In the search for Air France 447 wreckage, authorities were able to narrow down a 5,000 nautical-mile area after finding floating objects five days following the crash. They also had a last known position plus four minutes of signals from the plane’s so-called Acars system, which was turned off on Flight 370.
Even with those clues, the pings from Flight 447’s recorders weren’t picked up. It took two voyages over almost a two-year period to find the debris field with unmanned underwater vehicles that searched the ocean floor with sonar equipment.
Police searched the homes of the Malaysian flight’s captain, Zaharie Ahmad Shah, and Fariq Abdul Hamid, the first officer, taking a 777 simulator Zaharie had built at his house for experts to examine.
‘Alright Good Night’
Initial investigations indicated that the co-pilot had the last contact with air-traffic controllers, Malaysian Airline System Bhd. Chief Executive Officer Ahmad Jauhari Yahya said yesterday. “Alright, good night” were the last words from the cockpit, which came in at 1:19 a.m. as Malaysian air traffic controllers prepared to hand the plane over to Vietnamese counterparts, he said.

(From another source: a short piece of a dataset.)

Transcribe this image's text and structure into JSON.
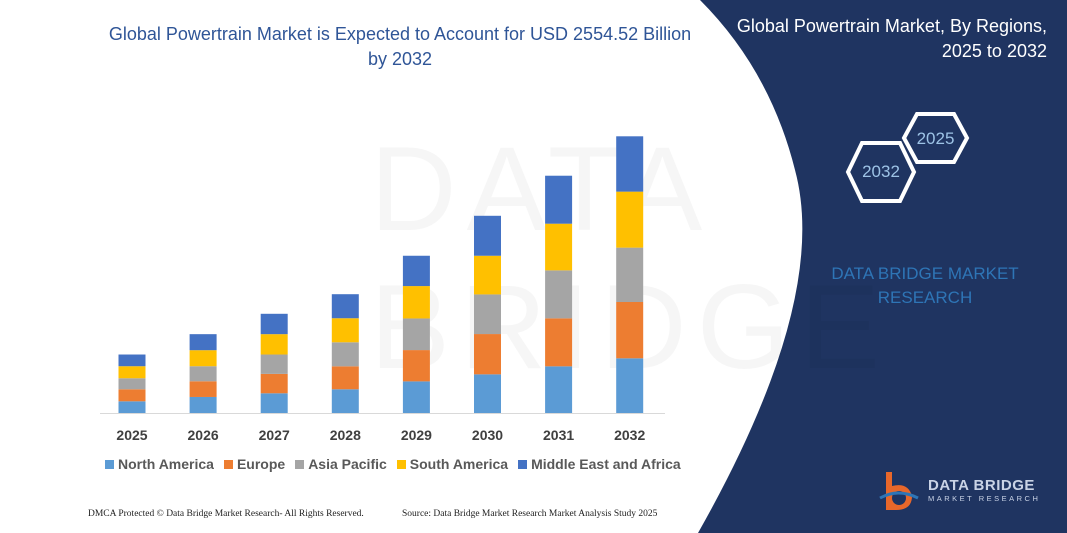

The jet made its last satellite contact at 8:11 a.m. on March 8, according to Najib. Malaysian officials previously said the plane was last tracked by its transponder, a device that helps radar find its location more precisely, at about 1:30 a.m.
The plane’s transponder and the Aircraft Communications Addressing and Reporting System, which transmits text messages and data to and from planes, have multiple redundancies against failure. However, that’s only if they are not turned off from the cockpit, according to a person with knowledge of the plane’s system who wasn not permitted to speak to the press about an ongoing investigation.
The engineers designed back up plans for every conceivable mechanical failure, though not for a scenario when someone intentionally turns off.
The actions on the flight deck indicate a high level of training in aviation and the 777 specifically, Patrick Veillette, a Park City, Utah, commercial pilot who has taught aviation safety, said in an interview.
“We’re not talking about sitting in a simulator or reading a book for an hour,” he said. “This would have required substantial training.”
There have been at least six airline crashes killing a total of 465 people that were caused by intentional actions by airline employees since 1982, according to AviationSafetyNetwork, which tracks accident data.
The most recent example of suicide came late in 2013, when a pilot steered an Embraer E-Jet into the ground in Namibia, killing 33, according to a preliminary report by the Mozambique Civil Aviation Authority.
In 1999, a co-pilot aboard EgyptAir Flight 990 pulled back the power in a Boeing 767 and dove toward the ocean off Massachusetts after the captain left the cockpit to use the restroom.
The one case not involving a pilot was in 1987, when an employee of Pacific Southwest Airlines who had just been fired smuggled a gun aboard a flight and shot the crew, according to the U.S. National Transportation Safety Board.
In all of those cases, unlike the situation with the Malaysia flight, the end came quickly, usually with a dive into the ground. Also, investigators later found evidence of mental inability or high stress in the pilots’ lives, said John Cox, president of Washington-based aviation consulting company Safety Operating Systems, in an interview.
Suicide is rare even among private pilots, with eight recorded between 2003 and 2012, according to a newly published study by the U.S. Federal Aviation Administration.
“This is completely against every other case that I’m aware of that we have seen,” Cox said.